So I've been taking these adult soccer clinics on Saturday mornings, to help improve my ball skills--and it is working out very well, I am thrilled. My game has gotten better slowly but surely--I can really feel it during the pickup games. In addition to the clinic, I also played two hours of soccer Saturday evening with
the full-field guys, and another hour Sunday morning. You definitely feel the heat but as I've been telling my fellow players, I grew up in Virginia. We had practice in heat and humidity worse than this every day in August. And what you always did was you froze a quart or so of water, brought it to practice and left it in your car, and when you had a water break you pulled it out. Voila! Lovely cool just-melted water. Anyway so although I'm sweating quite a bit, I am perfectly able to continue playing throughout the entire two hours or whatever.
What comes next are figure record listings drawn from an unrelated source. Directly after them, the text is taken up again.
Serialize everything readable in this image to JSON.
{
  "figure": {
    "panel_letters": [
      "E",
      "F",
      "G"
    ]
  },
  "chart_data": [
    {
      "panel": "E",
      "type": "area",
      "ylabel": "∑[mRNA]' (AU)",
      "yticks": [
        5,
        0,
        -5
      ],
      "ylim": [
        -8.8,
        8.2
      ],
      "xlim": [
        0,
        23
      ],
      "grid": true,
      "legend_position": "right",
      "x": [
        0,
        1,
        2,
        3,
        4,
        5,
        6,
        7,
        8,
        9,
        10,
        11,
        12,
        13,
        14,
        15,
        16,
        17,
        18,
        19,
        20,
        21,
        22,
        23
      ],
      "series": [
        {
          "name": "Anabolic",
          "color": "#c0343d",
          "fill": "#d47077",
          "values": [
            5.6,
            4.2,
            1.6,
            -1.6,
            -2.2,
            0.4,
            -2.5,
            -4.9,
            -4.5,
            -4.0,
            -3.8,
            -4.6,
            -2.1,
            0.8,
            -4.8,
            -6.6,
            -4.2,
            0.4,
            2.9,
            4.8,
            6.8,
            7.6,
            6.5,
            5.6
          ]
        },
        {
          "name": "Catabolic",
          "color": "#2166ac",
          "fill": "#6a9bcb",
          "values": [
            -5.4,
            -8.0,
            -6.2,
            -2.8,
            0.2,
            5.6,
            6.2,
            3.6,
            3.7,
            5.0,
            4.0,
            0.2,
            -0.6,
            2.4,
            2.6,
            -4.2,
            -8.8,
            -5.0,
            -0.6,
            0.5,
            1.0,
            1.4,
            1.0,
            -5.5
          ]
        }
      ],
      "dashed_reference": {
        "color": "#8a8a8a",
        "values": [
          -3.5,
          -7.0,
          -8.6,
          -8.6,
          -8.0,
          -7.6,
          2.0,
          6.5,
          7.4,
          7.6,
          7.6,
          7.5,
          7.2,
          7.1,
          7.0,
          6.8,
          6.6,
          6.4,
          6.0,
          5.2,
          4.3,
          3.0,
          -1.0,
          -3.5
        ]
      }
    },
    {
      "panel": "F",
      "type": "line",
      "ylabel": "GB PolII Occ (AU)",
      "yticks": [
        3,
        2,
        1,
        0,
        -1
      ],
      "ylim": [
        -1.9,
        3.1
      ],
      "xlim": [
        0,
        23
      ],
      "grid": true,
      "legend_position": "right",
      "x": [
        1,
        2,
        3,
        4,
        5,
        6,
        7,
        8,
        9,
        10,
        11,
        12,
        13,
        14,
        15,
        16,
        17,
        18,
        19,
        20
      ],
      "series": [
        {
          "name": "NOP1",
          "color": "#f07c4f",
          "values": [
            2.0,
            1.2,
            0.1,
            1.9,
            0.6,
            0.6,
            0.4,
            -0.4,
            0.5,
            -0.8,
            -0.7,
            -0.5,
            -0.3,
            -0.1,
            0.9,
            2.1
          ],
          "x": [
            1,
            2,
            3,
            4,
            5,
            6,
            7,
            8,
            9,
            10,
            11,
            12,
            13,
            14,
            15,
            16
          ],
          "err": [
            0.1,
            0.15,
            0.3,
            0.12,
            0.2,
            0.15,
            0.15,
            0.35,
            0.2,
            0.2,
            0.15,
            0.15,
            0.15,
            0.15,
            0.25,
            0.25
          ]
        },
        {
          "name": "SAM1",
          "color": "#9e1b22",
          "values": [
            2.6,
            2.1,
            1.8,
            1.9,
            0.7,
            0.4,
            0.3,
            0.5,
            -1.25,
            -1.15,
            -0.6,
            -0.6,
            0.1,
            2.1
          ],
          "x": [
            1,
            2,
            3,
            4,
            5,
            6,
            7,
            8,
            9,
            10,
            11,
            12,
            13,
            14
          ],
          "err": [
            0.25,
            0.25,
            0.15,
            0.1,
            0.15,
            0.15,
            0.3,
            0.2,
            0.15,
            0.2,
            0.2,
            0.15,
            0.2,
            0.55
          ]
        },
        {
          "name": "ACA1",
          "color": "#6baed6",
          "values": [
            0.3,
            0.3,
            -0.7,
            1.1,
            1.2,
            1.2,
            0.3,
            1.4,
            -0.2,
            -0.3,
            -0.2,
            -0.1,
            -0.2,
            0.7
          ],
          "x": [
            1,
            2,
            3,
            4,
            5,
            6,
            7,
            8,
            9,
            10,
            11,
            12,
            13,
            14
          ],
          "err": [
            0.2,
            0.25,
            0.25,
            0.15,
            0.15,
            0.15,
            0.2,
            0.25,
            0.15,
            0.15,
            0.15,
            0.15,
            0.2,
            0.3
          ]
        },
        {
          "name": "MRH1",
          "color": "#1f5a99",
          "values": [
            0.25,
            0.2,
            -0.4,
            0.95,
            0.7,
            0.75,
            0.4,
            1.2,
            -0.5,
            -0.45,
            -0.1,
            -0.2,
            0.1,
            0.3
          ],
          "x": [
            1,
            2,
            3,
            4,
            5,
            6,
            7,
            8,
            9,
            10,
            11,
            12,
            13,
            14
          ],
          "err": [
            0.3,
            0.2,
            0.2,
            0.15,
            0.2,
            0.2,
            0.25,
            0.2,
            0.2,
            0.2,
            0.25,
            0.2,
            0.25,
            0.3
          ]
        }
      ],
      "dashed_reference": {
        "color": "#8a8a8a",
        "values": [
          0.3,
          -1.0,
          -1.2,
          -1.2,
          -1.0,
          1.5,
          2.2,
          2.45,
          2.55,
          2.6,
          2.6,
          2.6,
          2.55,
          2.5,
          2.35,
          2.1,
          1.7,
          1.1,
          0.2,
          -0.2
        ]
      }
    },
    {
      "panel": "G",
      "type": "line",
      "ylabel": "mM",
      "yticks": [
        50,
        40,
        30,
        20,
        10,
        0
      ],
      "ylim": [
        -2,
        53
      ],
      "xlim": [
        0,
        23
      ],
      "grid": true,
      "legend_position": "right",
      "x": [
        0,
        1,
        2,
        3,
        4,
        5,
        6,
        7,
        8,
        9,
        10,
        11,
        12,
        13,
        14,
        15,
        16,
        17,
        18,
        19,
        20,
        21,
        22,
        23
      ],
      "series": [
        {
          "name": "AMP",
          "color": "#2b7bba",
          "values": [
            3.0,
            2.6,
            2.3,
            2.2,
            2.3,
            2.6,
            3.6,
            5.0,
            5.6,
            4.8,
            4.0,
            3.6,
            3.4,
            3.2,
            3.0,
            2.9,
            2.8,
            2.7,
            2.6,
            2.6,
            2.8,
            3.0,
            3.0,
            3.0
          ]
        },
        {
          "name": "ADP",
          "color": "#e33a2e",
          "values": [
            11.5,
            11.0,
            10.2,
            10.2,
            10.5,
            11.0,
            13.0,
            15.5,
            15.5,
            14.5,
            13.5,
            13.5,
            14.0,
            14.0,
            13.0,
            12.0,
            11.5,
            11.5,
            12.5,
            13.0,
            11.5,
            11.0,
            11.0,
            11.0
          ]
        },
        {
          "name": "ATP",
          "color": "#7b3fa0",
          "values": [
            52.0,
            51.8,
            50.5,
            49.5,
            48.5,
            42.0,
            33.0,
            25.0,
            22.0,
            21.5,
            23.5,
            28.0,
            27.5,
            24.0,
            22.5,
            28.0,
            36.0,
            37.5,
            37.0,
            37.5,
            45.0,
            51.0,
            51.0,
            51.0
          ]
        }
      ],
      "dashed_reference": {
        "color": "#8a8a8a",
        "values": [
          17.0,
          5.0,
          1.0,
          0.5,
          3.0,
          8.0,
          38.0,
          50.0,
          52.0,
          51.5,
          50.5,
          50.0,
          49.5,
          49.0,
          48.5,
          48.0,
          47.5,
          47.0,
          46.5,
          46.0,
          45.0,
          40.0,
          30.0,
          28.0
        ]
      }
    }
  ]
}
Which is great because now that Pirates is winding down, I WILL HAVE FREE TIME IN MY LIFE AGAIN O YEA. Very, very happy about that, July 4 was the one day off I've had in weeks. And the show! Oh, the show is going so well--we had a runthrough yesterday, our first runthrough, and not just once but *several* times I was literally laughing so hard I was crying. They are AWESOME! There's still a ton of cleaning up to do but they're all so funny and they've worked so hard. The dances look great--my favorite is "When the Foeman Bares His Steel" which is SO MUCH FUN. But my new favorite is "Stay Frederic Stay" which Jen and Taylor are KILLING. We've restored the middle section and Mabel's disingenuous attempted seduction of Frederic is effing hilarious. And it's not just me laughing--the cast was in the wings dying as well, and several cast members were cracking up ON stage. Taylor is our Frederic--what a find! He has a gorgeous voice and takes direction so well--and he comes up with funny stuff as well! We all just love him. And I love his silly run offstage when he exits after "Stay Frederic Stay"--I have a couple of Silly Walks in the blocking and he came up with that one. He just looks so goofy.
I have several actors from The Vagina Monologues and they're all 3 killing it as well. Jessica is The Bookworm/Ethel (I gave all the daughters personalities)--the climax of "Climbing Over Rocky Mountain" is just such glorious, exuberant music (the run on the piano right after the Edith & Kate soli and before the final "Let us gaily tread the measure...") that I wanted them all to dance around in different joyous dances. So Kate is doing ballet, Edith and the Baby/Molly are dancing in a ring, etc. I decided The Bookworm would be dancing dorkily--so Jessica is just out there dancing dorkily full-out and selling it for all she's worth. So, so funny! She is just hilarious--so committed, so focused. I keep telling the cast--you MUST commit in comedy. If you pull your punches or if it's too naturalistic, it's not funny. I sometimes feel with the less experienced cast members, I'm serving as much of a coach and teacher as a director, but so many people don't understand how to do comedy. It IS hard; it DOES require certain elements for the alchemy, and discipline and timing. And different kinds of comedy are handled differently--slapstick vs. character-based comedy vs. conceptual comedy. So I will set up a bit or gag, and then when I'm giving them notes I'll say things like "you have to commit--that's what makes it funny." Or "you can't run it all together here, have to break it down a little more here--that's what makes it funny." Some people think you're either funny or you're not--mmm, I disagree, but maybe that's just my work ethic kicking in there (i.e., I want to believe that anyone, if they work hard enough, can be funny). But upbringing and culture have something to do with it. I was lucky enough to be born into a family that LOVES humor, and then I've worked with some really talented actors.
Another thing I love about comedy is how contextual it is in every way. It is structurally--on a single joke basis, you establish and expectation and then violate it. But then within the show itself, it's contextual---once you get the audience on your side, they'll start laughing more quickly as the show goes on. And then finally it's culturally contextual, in a couple of different ways. First, because tastes in comedy can change--this is why we find Jerry Lewis painfully unfunny now, but back in the '50s he really was a genius. But in another way, I LOVE that comedy is all about stealing gags--in Pirates I have cheerfully lifted from Monty Python,
Star Trek, The Princess Bride, Airplane! and yes, I had an idea yesterday for a gag I'm stealing from
The Empress of Sex! (Hope you don't mind, Duncan! :) I love the idea that I'm connecting with all of those clowns from generations past by recycling their bits, and if I'm lucky someone will use ME as an inspiration!